The aircraft took off from runway 07 at Juan Manuel Gálvez International Airport for its flight to Golosón International Airport. The aircraft experienced a suspected mechanical failure one minute after takeoff, reaching a maximum altitude of 20–35 feet, then made a right turn and impacted water about one kilometer from the coastline. Local authorities reported that one of the plane's engines lost power before impacting the sea. The aircraft was submerged about 50 m in an area with rocky seabed, making it difficult for rescuers to reach. The last passenger's body, a woman travelling with her husband was recovered the day after the accident. Her husband survived and was taken to a hospital.

== Reactions ==
The Government of Honduras said in a statement that it "deeply regrets the tragic accident in Roatán and joins in the national mourning". President Xiomara Castro activated an emergency committee after the accident.
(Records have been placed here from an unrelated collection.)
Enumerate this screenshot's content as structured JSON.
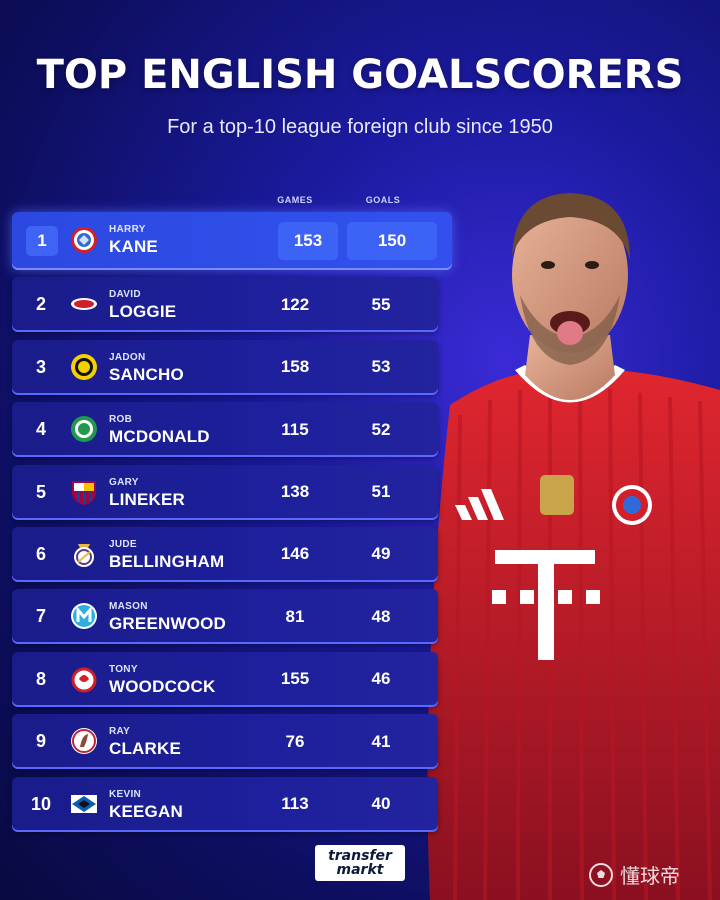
{
  "header": {
    "title": "TOP ENGLISH GOALSCORERS",
    "subtitle": "For a top-10 league foreign club since 1950"
  },
  "columns": {
    "games": "GAMES",
    "goals": "GOALS"
  },
  "rows": [
    {
      "rank": "1",
      "first": "HARRY",
      "last": "KANE",
      "games": "153",
      "goals": "150",
      "club_icon": "bayern-crest"
    },
    {
      "rank": "2",
      "first": "DAVID",
      "last": "LOGGIE",
      "games": "122",
      "goals": "55",
      "club_icon": "az-crest"
    },
    {
      "rank": "3",
      "first": "JADON",
      "last": "SANCHO",
      "games": "158",
      "goals": "53",
      "club_icon": "bvb-crest"
    },
    {
      "rank": "4",
      "first": "ROB",
      "last": "MCDONALD",
      "games": "115",
      "goals": "52",
      "club_icon": "groningen-crest"
    },
    {
      "rank": "5",
      "first": "GARY",
      "last": "LINEKER",
      "games": "138",
      "goals": "51",
      "club_icon": "barcelona-crest"
    },
    {
      "rank": "6",
      "first": "JUDE",
      "last": "BELLINGHAM",
      "games": "146",
      "goals": "49",
      "club_icon": "real-madrid-crest"
    },
    {
      "rank": "7",
      "first": "MASON",
      "last": "GREENWOOD",
      "games": "81",
      "goals": "48",
      "club_icon": "marseille-crest"
    },
    {
      "rank": "8",
      "first": "TONY",
      "last": "WOODCOCK",
      "games": "155",
      "goals": "46",
      "club_icon": "koln-crest"
    },
    {
      "rank": "9",
      "first": "RAY",
      "last": "CLARKE",
      "games": "76",
      "goals": "41",
      "club_icon": "ajax-crest"
    },
    {
      "rank": "10",
      "first": "KEVIN",
      "last": "KEEGAN",
      "games": "113",
      "goals": "40",
      "club_icon": "hamburg-crest"
    }
  ],
  "footer": {
    "logo_line1": "transfer",
    "logo_line2": "markt",
    "watermark": "懂球帝"
  },
  "colors": {
    "background": "#1b1a9e",
    "row": "#1d1f9c",
    "highlight_row": "#2f4fe8",
    "kit_red": "#d41e2a"
  }
}
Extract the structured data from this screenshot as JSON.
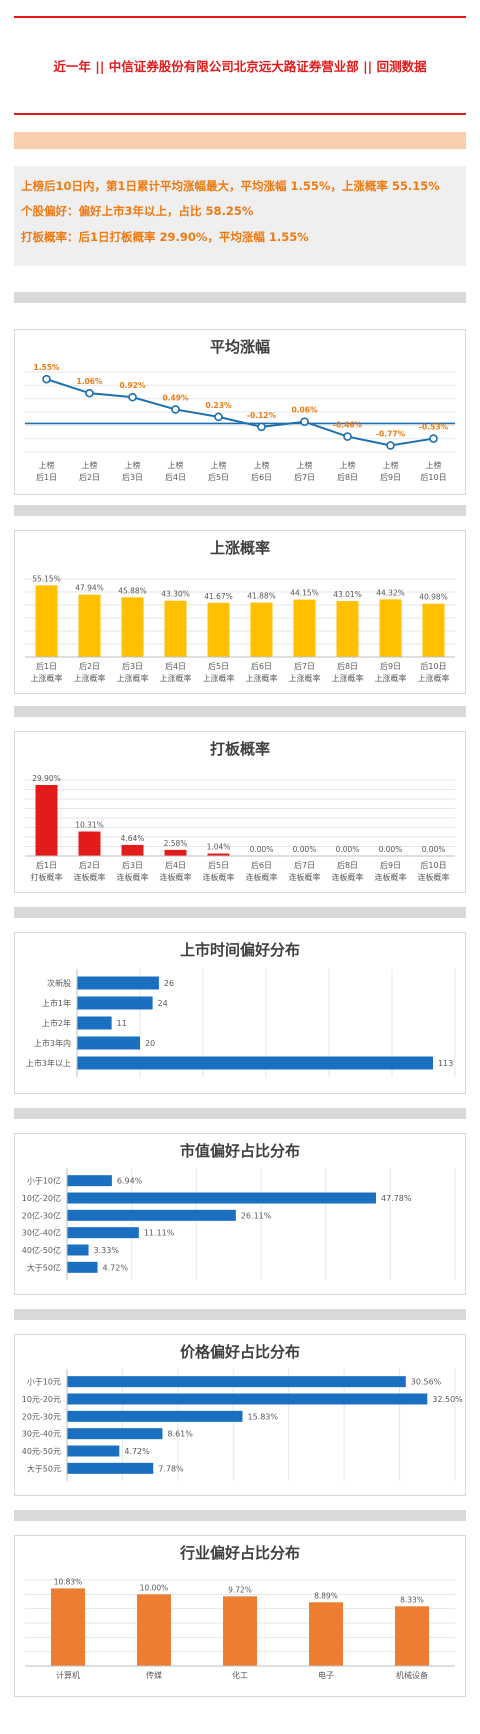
{
  "page": {
    "title": "近一年 || 中信证券股份有限公司北京远大路证券营业部 || 回测数据",
    "summary": [
      "上榜后10日内，第1日累计平均涨幅最大，平均涨幅 1.55%，上涨概率 55.15%",
      "个股偏好：偏好上市3年以上，占比 58.25%",
      "打板概率：后1日打板概率 29.90%，平均涨幅 1.55%"
    ]
  },
  "colors": {
    "title_red": "#e11b1b",
    "summary_orange": "#ee7a12",
    "peach_band": "#f9ceaf",
    "grey_band": "#d9d9d9",
    "line_blue": "#1d6fb0",
    "bar_yellow": "#ffc000",
    "bar_red": "#e41b1b",
    "bar_blue": "#1b6fc1",
    "bar_orange": "#ed7d31"
  },
  "chart_data": [
    {
      "type": "line",
      "title": "平均涨幅",
      "categories": [
        "上榜\n后1日",
        "上榜\n后2日",
        "上榜\n后3日",
        "上榜\n后4日",
        "上榜\n后5日",
        "上榜\n后6日",
        "上榜\n后7日",
        "上榜\n后8日",
        "上榜\n后9日",
        "上榜\n后10日"
      ],
      "values": [
        1.55,
        1.06,
        0.92,
        0.49,
        0.23,
        -0.12,
        0.06,
        -0.46,
        -0.77,
        -0.53
      ],
      "labels": [
        "1.55%",
        "1.06%",
        "0.92%",
        "0.49%",
        "0.23%",
        "-0.12%",
        "0.06%",
        "-0.46%",
        "-0.77%",
        "-0.53%"
      ],
      "ylim": [
        -1.0,
        1.8
      ],
      "grid": true
    },
    {
      "type": "bar",
      "title": "上涨概率",
      "categories": [
        "后1日\n上涨概率",
        "后2日\n上涨概率",
        "后3日\n上涨概率",
        "后4日\n上涨概率",
        "后5日\n上涨概率",
        "后6日\n上涨概率",
        "后7日\n上涨概率",
        "后8日\n上涨概率",
        "后9日\n上涨概率",
        "后10日\n上涨概率"
      ],
      "values": [
        55.15,
        47.94,
        45.88,
        43.3,
        41.67,
        41.88,
        44.15,
        43.01,
        44.32,
        40.98
      ],
      "labels": [
        "55.15%",
        "47.94%",
        "45.88%",
        "43.30%",
        "41.67%",
        "41.88%",
        "44.15%",
        "43.01%",
        "44.32%",
        "40.98%"
      ],
      "ylim": [
        0,
        60
      ],
      "grid": true
    },
    {
      "type": "bar",
      "title": "打板概率",
      "categories": [
        "后1日\n打板概率",
        "后2日\n连板概率",
        "后3日\n连板概率",
        "后4日\n连板概率",
        "后5日\n连板概率",
        "后6日\n连板概率",
        "后7日\n连板概率",
        "后8日\n连板概率",
        "后9日\n连板概率",
        "后10日\n连板概率"
      ],
      "values": [
        29.9,
        10.31,
        4.64,
        2.58,
        1.04,
        0,
        0,
        0,
        0,
        0
      ],
      "labels": [
        "29.90%",
        "10.31%",
        "4.64%",
        "2.58%",
        "1.04%",
        "0.00%",
        "0.00%",
        "0.00%",
        "0.00%",
        "0.00%"
      ],
      "ylim": [
        0,
        32
      ],
      "grid": true
    },
    {
      "type": "bar",
      "orientation": "horizontal",
      "title": "上市时间偏好分布",
      "categories": [
        "次新股",
        "上市1年",
        "上市2年",
        "上市3年内",
        "上市3年以上"
      ],
      "values": [
        26,
        24,
        11,
        20,
        113
      ],
      "labels": [
        "26",
        "24",
        "11",
        "20",
        "113"
      ],
      "xlim": [
        0,
        120
      ],
      "grid": true
    },
    {
      "type": "bar",
      "orientation": "horizontal",
      "title": "市值偏好占比分布",
      "categories": [
        "小于10亿",
        "10亿-20亿",
        "20亿-30亿",
        "30亿-40亿",
        "40亿-50亿",
        "大于50亿"
      ],
      "values": [
        6.94,
        47.78,
        26.11,
        11.11,
        3.33,
        4.72
      ],
      "labels": [
        "6.94%",
        "47.78%",
        "26.11%",
        "11.11%",
        "3.33%",
        "4.72%"
      ],
      "xlim": [
        0,
        60
      ],
      "grid": true
    },
    {
      "type": "bar",
      "orientation": "horizontal",
      "title": "价格偏好占比分布",
      "categories": [
        "小于10元",
        "10元-20元",
        "20元-30元",
        "30元-40元",
        "40元-50元",
        "大于50元"
      ],
      "values": [
        30.56,
        32.5,
        15.83,
        8.61,
        4.72,
        7.78
      ],
      "labels": [
        "30.56%",
        "32.50%",
        "15.83%",
        "8.61%",
        "4.72%",
        "7.78%"
      ],
      "xlim": [
        0,
        35
      ],
      "grid": true
    },
    {
      "type": "bar",
      "title": "行业偏好占比分布",
      "categories": [
        "计算机",
        "传媒",
        "化工",
        "电子",
        "机械设备"
      ],
      "values": [
        10.83,
        10.0,
        9.72,
        8.89,
        8.33
      ],
      "labels": [
        "10.83%",
        "10.00%",
        "9.72%",
        "8.89%",
        "8.33%"
      ],
      "ylim": [
        0,
        12
      ],
      "grid": true
    }
  ]
}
The bodies of the victims were taken to a morgue in San Pedro Sula.

== Investigation ==
The Honduran Civil Aeronautics Agency launched an investigation into the accident. A preliminary report was released on 25 April 2025, which detailed some of the accident sequence. An interim report was released on 18 March 2026, which stated that the Cockpit Voice Recorder (CVR) had not yet been recovered.

==Aftermath==
Due to the crash of Flight 018, Aerolínea Lanhsa ceased all operations in April 2025.